A floating-point literal is of type float if float type suffix is present. Otherwise, it is of type double (type number is an alias to double).
A compile-time error occurs if a non-zero floating-point literal is too large for its type.
A floating-point literal in variable and constant declarations can be implicitly converted to type float (see Type Compatibility with Initializer).
2.9.3. BigInt Literals¶
BigInt literals represent integer numbers with unlimited number of digits. BigInt literals use decimal base only. A BigInt literal is a sequence of digits followed by the symbol ‘n’:
BigIntLiteral:
'0n'
| [1-9] ('_'? [0-9])* 'n'
;
It is presented by the examples below:
153n // bigint literal
1_153n // bigint literal
The underscore character ‘_’ used between successive digits can be used to denote a BigInt literal and improve readability. Underscore characters in such positions do not change the values of literals. However, an underscore character must not be the very first or the very last symbol of a BigInt literal.
BigInt literals are always of type bigint.
Strings that represent numbers or any integer values can be converted to bigint by using the built-in functions:
BigInt (other: string): bigint
BigInt (other: long): bigint
Two other static methods allow taking bitsCount lower bits of a BigInt number and return them as a result. Signed and unsigned versions are both possible:
BigInt.asIntN(bitsCount: long, bigIntToCut: bigint): bigint
BigInt.asUintN(bitsCount: long, bigIntToCut: bigint): bigint
2.9.4. Boolean Literals¶
The two Boolean literal values are represented by the keywords
true
and false
.
1 BooleanLiteral:
2 ’true’ | ’false’
3 ;
Boolean literals are of type boolean.
2.9.5. String Literals¶
String literals consist of zero or more characters enclosed between single or double quotes. A special form of string literals is template literal (see Template Literals).
String literals are of type string. Type string is a predefined reference type (see string Type).
StringLiteral:
'"' DoubleQuoteCharacter* '"'
| '\'' SingleQuoteCharacter* '\''
;
DoubleQuoteCharacter:
~["\\\r\n]
| '\\' EscapeSequence
;
SingleQuoteCharacter:
~['\\\r\n]
| '\\' EscapeSequence
;
EscapeSequence:
['"bfnrtv0\\]
| 'x' HexDigit HexDigit
| 'u' HexDigit HexDigit HexDigit HexDigit
| 'u' '{' HexDigit+ '}'
| ~[1-9xu\r\n]
;
Normally, characters in string literals represent themselves. However, certain non-graphic characters can be represented by explicit specifications or Unicode codes. Such constructs are called escape sequences.
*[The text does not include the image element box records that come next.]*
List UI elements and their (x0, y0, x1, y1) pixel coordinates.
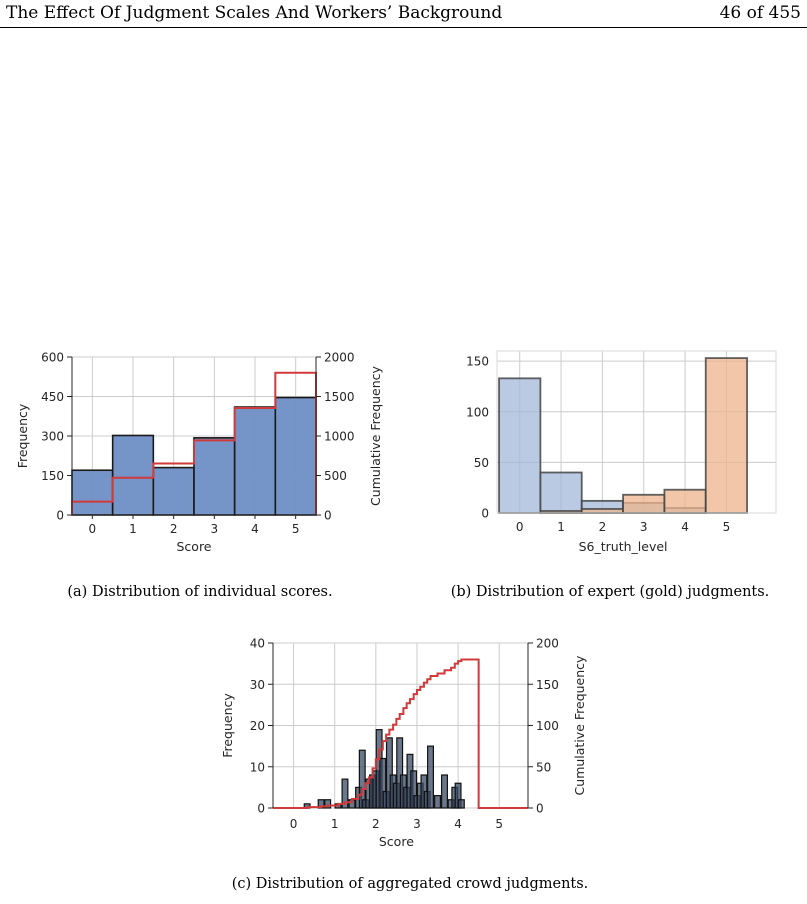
bar (580, 508, 624, 514)
y-tick-label: 30 (250, 678, 265, 692)
y-right-tick-label: 100 (536, 719, 559, 733)
y-tick-label: 40 (250, 637, 265, 651)
x-tick-label: 2 (170, 522, 178, 536)
bar (457, 799, 465, 809)
y-tick-label: 0 (257, 802, 265, 816)
x-axis-label: S6_truth_level (579, 539, 668, 554)
x-tick-label: 3 (413, 817, 421, 831)
header-rule (0, 27, 807, 28)
bar (193, 437, 236, 516)
x-tick-label: 5 (723, 520, 731, 534)
x-tick-label: 0 (290, 817, 298, 831)
cumulative-step-line (273, 658, 528, 809)
y-right-axis-label: Cumulative Frequency (572, 655, 587, 795)
bar (233, 406, 277, 516)
x-tick-label: 4 (454, 817, 462, 831)
bar (341, 778, 349, 809)
y-right-axis-label: Cumulative Frequency (368, 365, 383, 505)
figure-b-caption: (b) Distribution of expert (gold) judgme… (450, 584, 770, 600)
cumulative-step-line (71, 371, 317, 515)
x-tick-label: 4 (681, 520, 689, 534)
y-right-tick-label: 500 (324, 469, 347, 483)
x-tick-label: 1 (331, 817, 339, 831)
bar (704, 357, 748, 514)
y-right-tick-label: 150 (536, 678, 559, 692)
y-right-tick-label: 0 (324, 509, 332, 523)
y-tick-label: 600 (41, 351, 64, 365)
y-tick-label: 150 (41, 469, 64, 483)
x-tick-label: 5 (292, 522, 300, 536)
y-axis-label: Frequency (220, 693, 235, 758)
bar (152, 466, 195, 516)
bar (539, 471, 583, 514)
bar (111, 434, 155, 516)
bar (441, 774, 448, 809)
running-header-title: The Effect Of Judgment Scales And Worker… (6, 3, 503, 23)
bar (498, 377, 542, 514)
x-tick-label: 5 (495, 817, 503, 831)
bar (622, 493, 666, 514)
bar (324, 799, 332, 809)
bar (385, 737, 393, 809)
y-right-tick-label: 1500 (324, 390, 355, 404)
y-tick-label: 150 (466, 355, 489, 369)
y-tick-label: 10 (250, 760, 265, 774)
x-tick-label: 2 (599, 520, 607, 534)
figure-a-chart: 0 150 300 450 600 0 500 1000 1500 2000 0 1 2 3 4 5 Score… (15, 351, 383, 555)
y-right-tick-label: 0 (536, 802, 544, 816)
y-right-tick-label: 1000 (324, 430, 355, 444)
y-right-tick-label: 200 (536, 637, 559, 651)
y-tick-label: 50 (474, 456, 489, 470)
y-axis-label: Frequency (15, 403, 30, 468)
x-tick-label: 3 (640, 520, 648, 534)
y-tick-label: 0 (481, 507, 489, 521)
y-tick-label: 100 (466, 405, 489, 419)
bar (396, 737, 404, 809)
page-number: 46 of 455 (719, 3, 801, 23)
x-axis-label: Score (379, 834, 414, 849)
x-axis-label: Score (176, 539, 211, 554)
x-tick-label: 1 (557, 520, 565, 534)
y-tick-label: 20 (250, 719, 265, 733)
y-tick-label: 300 (41, 430, 64, 444)
running-header: The Effect Of Judgment Scales And Worker… (0, 0, 807, 28)
y-tick-label: 0 (56, 509, 64, 523)
x-tick-label: 4 (251, 522, 259, 536)
bar (274, 396, 317, 516)
x-tick-label: 0 (89, 522, 97, 536)
y-right-tick-label: 2000 (324, 351, 355, 365)
figure-a-caption: (a) Distribution of individual scores. (67, 584, 333, 600)
y-right-tick-label: 50 (536, 760, 551, 774)
y-tick-label: 450 (41, 390, 64, 404)
bar (71, 469, 114, 516)
plot-frame (496, 350, 777, 514)
figure-b-chart: 0 50 100 150 0 1 2 3 4 5 S6_truth_level (466, 350, 777, 554)
x-tick-label: 0 (516, 520, 524, 534)
bar (434, 795, 441, 809)
x-tick-label: 2 (372, 817, 380, 831)
figure-c-caption: (c) Distribution of aggregated crowd jud… (231, 876, 589, 892)
bar (663, 488, 707, 514)
x-tick-label: 1 (129, 522, 137, 536)
bar (427, 745, 435, 809)
x-tick-label: 3 (211, 522, 219, 536)
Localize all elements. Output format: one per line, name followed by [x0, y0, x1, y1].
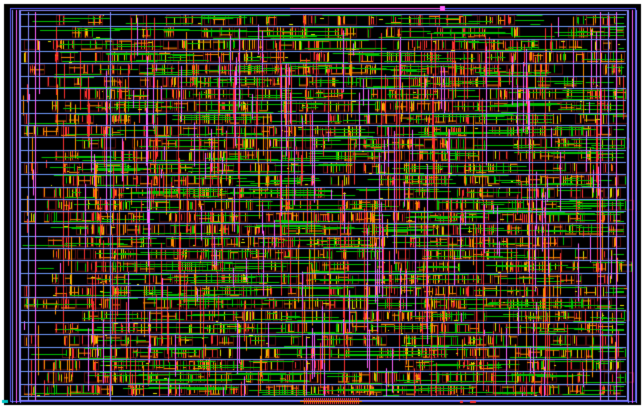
chip-layout-canvas[interactable]	[0, 0, 644, 408]
layout-viewer[interactable]	[0, 0, 644, 408]
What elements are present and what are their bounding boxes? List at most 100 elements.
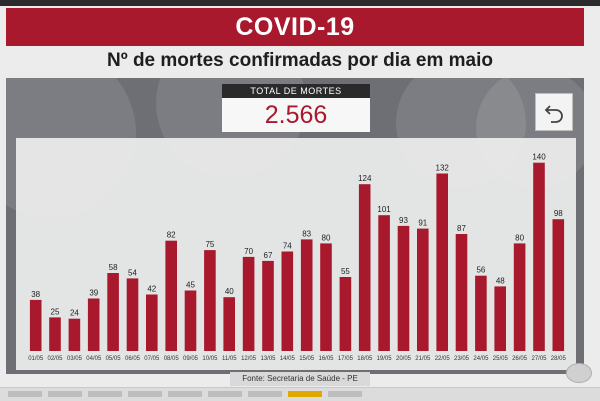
data-label: 56 [476,266,485,275]
data-label: 101 [377,205,391,214]
data-label: 25 [51,307,60,316]
bar-05/05 [107,273,119,351]
data-label: 93 [399,216,408,225]
data-label: 91 [418,219,427,228]
nav-tab[interactable] [168,391,202,397]
x-tick-label: 18/05 [357,356,373,362]
x-tick-label: 03/05 [67,356,83,362]
data-label: 67 [264,251,273,260]
data-label: 82 [167,231,176,240]
bar-21/05 [417,228,429,351]
x-tick-label: 08/05 [164,356,180,362]
x-tick-label: 05/05 [106,356,122,362]
data-label: 38 [31,290,40,299]
x-tick-label: 02/05 [47,356,63,362]
nav-tab[interactable] [8,391,42,397]
bar-01/05 [29,299,42,351]
x-tick-label: 11/05 [222,356,237,362]
bar-23/05 [455,234,468,351]
x-tick-label: 23/05 [454,356,470,362]
bar-07/05 [146,294,158,351]
title-banner: COVID-19 [6,8,584,46]
bar-19/05 [378,215,390,351]
bar-25/05 [494,286,506,351]
bar-15/05 [300,239,313,351]
data-label: 39 [89,289,98,298]
nav-tab-active[interactable] [288,391,322,397]
nav-tab[interactable] [88,391,122,397]
data-label: 124 [358,174,372,183]
data-label: 98 [554,209,563,218]
bar-08/05 [165,240,177,351]
bar-17/05 [339,277,352,351]
nav-tab[interactable] [248,391,282,397]
x-tick-label: 24/05 [473,356,489,362]
data-label: 80 [515,233,524,242]
x-tick-label: 20/05 [396,356,412,362]
x-tick-label: 01/05 [28,356,44,362]
data-label: 48 [496,276,505,285]
bar-12/05 [242,256,255,351]
x-tick-label: 09/05 [183,356,199,362]
x-tick-label: 26/05 [512,356,528,362]
x-tick-label: 15/05 [299,356,315,362]
x-tick-label: 27/05 [531,356,547,362]
bottom-navigation-bar [0,387,600,401]
nav-tab[interactable] [48,391,82,397]
bar-16/05 [320,243,332,351]
data-label: 74 [283,242,292,251]
data-label: 75 [205,240,214,249]
x-tick-label: 13/05 [260,356,276,362]
bar-18/05 [358,184,371,351]
bar-03/05 [68,318,81,351]
bar-27/05 [533,162,545,351]
data-label: 54 [128,268,137,277]
x-tick-label: 04/05 [86,356,102,362]
data-label: 83 [302,229,311,238]
x-tick-label: 16/05 [318,356,334,362]
data-label: 42 [147,285,156,294]
nav-tab[interactable] [208,391,242,397]
data-label: 45 [186,281,195,290]
top-strip [0,0,600,6]
x-tick-label: 28/05 [551,356,567,362]
x-tick-label: 12/05 [241,356,257,362]
source-note: Fonte: Secretaria de Saúde - PE [230,372,370,386]
bar-09/05 [184,290,197,351]
data-label: 132 [436,164,450,173]
data-label: 40 [225,287,234,296]
back-button[interactable] [535,93,573,131]
total-deaths-value: 2.566 [222,98,370,132]
broadcaster-logo [566,363,592,383]
nav-tab[interactable] [328,391,362,397]
data-label: 87 [457,224,466,233]
data-label: 140 [532,153,546,162]
data-label: 55 [341,267,350,276]
nav-tab[interactable] [128,391,162,397]
x-tick-label: 21/05 [415,356,431,362]
bar-28/05 [552,219,565,351]
bar-13/05 [262,260,274,351]
bar-11/05 [223,297,235,351]
page-title: COVID-19 [235,12,355,41]
bar-24/05 [475,275,487,351]
x-tick-label: 19/05 [377,356,393,362]
chart-panel [6,78,584,374]
data-label: 80 [322,233,331,242]
data-label: 24 [70,309,79,318]
x-tick-label: 14/05 [280,356,296,362]
bar-20/05 [397,225,410,351]
x-tick-label: 25/05 [493,356,509,362]
bar-22/05 [436,173,448,351]
x-tick-label: 06/05 [125,356,141,362]
total-deaths-box: TOTAL DE MORTES 2.566 [222,84,370,132]
bar-26/05 [513,243,526,351]
x-tick-label: 17/05 [338,356,354,362]
bar-02/05 [49,317,61,351]
bar-04/05 [87,298,100,351]
undo-arrow-icon [544,105,563,123]
bar-06/05 [126,278,139,351]
x-tick-label: 07/05 [144,356,160,362]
Escape sequences can represent graphic characters within a string literal,
e.g., single quotes ‘’
’, double quotes ‘”
’, backslashes ‘\
’, and
some others.
An escape sequence always starts with the backslash character ‘\
’, followed
by one of the following characters:
”
(double quote, U+0022),
'
(neutral single quote, U+0027),
b
(backspace, U+0008),f
(form feed, U+000c),n
(linefeed, U+000a),r
(carriage return, U+000d),t
(horizontal tab, U+0009),v
(vertical tab, U+000b),\
(backslash, U+005c),x
and two hexadecimal digits (like7F
),u
and four hexadecimal digits (forming a fixed Unicode escape sequence like\u005c
),u{
and at least one hexadecimal digit followed by}
(forming a bounded Unicode escape sequence like\u{5c}
), andany single character except digits from ‘1’ to ‘9’ and characters ‘x’, ‘u’, CR, and LF.
The examples are provided below:
1 let s1 = 'Hello, world!'
2 let s2 = "Hello, world!"
3 let s3 = "\\"
4 let s4 = ""
5 let s5 = "don’t do it"
6 let s6 = 'don\'t do it'
7 let s7 = 'don\u0027t do it'
2.9.6. Template Literals¶
Multi-line string literals that can include embedded expressions are called template literals.
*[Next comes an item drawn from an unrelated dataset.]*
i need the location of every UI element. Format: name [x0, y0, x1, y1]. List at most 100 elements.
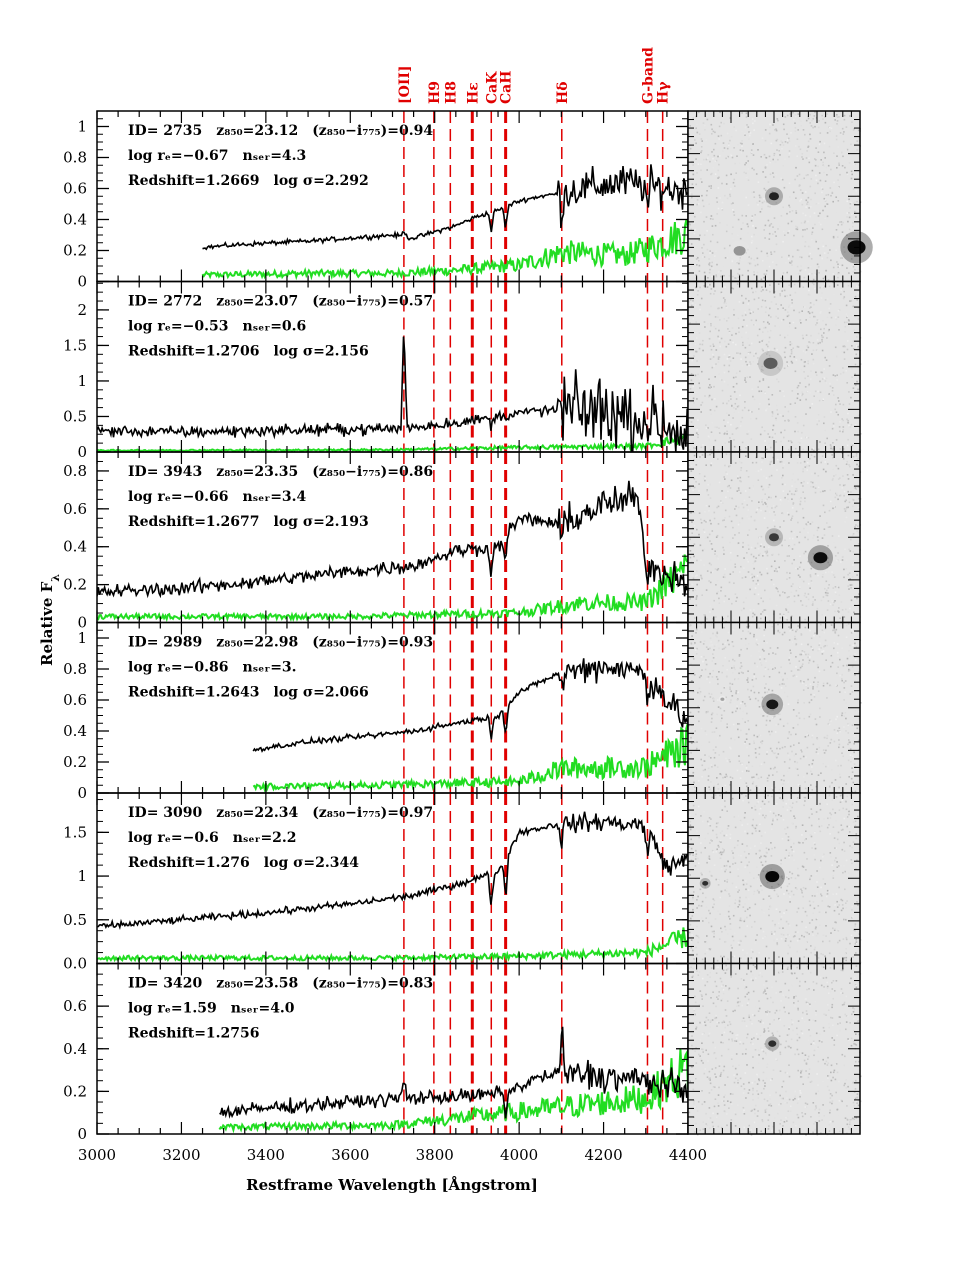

A template literal with an embedded expression is a template string.
A template string is not exactly a literal because its value cannot be evaluated at compile time. The evaluation of a template string is called string interpolation (see String Interpolation Expressions).
TemplateLiteral:
'`' (BacktickCharacter | embeddedExpression)* '`'
;
BacktickCharacter:
~[`\\\r\n\]
| '\\' EscapeSequence
| LineContinuation
;
See String Interpolation Expressions for the grammar of embeddedExpression.
An example of a multi-line string is provided below:
1 let sentence = `This is an example of
2 a multi-line string,
3 which should be enclosed in
4 backticks`
Template literals are of type string, which is a predefined reference type (see string Type).
2.9.7. Null Literal¶
Null literal is the only literal to denote a reference without pointing
at any entity. It is represented by the keyword null
.
NullLiteral:
'null'
;
The null literal denotes the null reference that represents the absence of a value. The null literal is, by definition, the only value of type null (see null Type). This value is valid only for types T | null (see Nullish Types).
2.9.8. Undefined Literal¶
Undefined literal is the only literal to denote a reference with a value
that is not defined. Undefined literal is the only value of type
undefined (see undefined Type). It is represented by the keyword
undefined
.
UndefinedLiteral:
'undefined'
;
2.11. Semicolons¶
Declarations and statements are usually terminated by a line separator (see Line Separators). In some cases, a semicolon must be used to separate syntax productions written in one line, or to avoid ambiguity.
1 function foo(x: number): number {
2 x++;
3 x *= x;
4 return x
5 }
6
7 let i = 1
8 i-i++ // one expression
9 i;-i++ // two expressions
2.10. Comments¶
Comment is a piece of text added in the stream to document and compliment the source code. Comments are insignificant for the syntactic grammar.
Line comments begin with the sequence of characters ‘//’ and end with the last line separator character. Any character or sequence of characters between them is allowed but ignored.
Multi-line comments begin with the sequence of characters ‘/*’ and end with the first subsequent sequence of characters ‘*/’. Any character or sequence of characters between them is allowed but ignored.
Comments cannot be nested.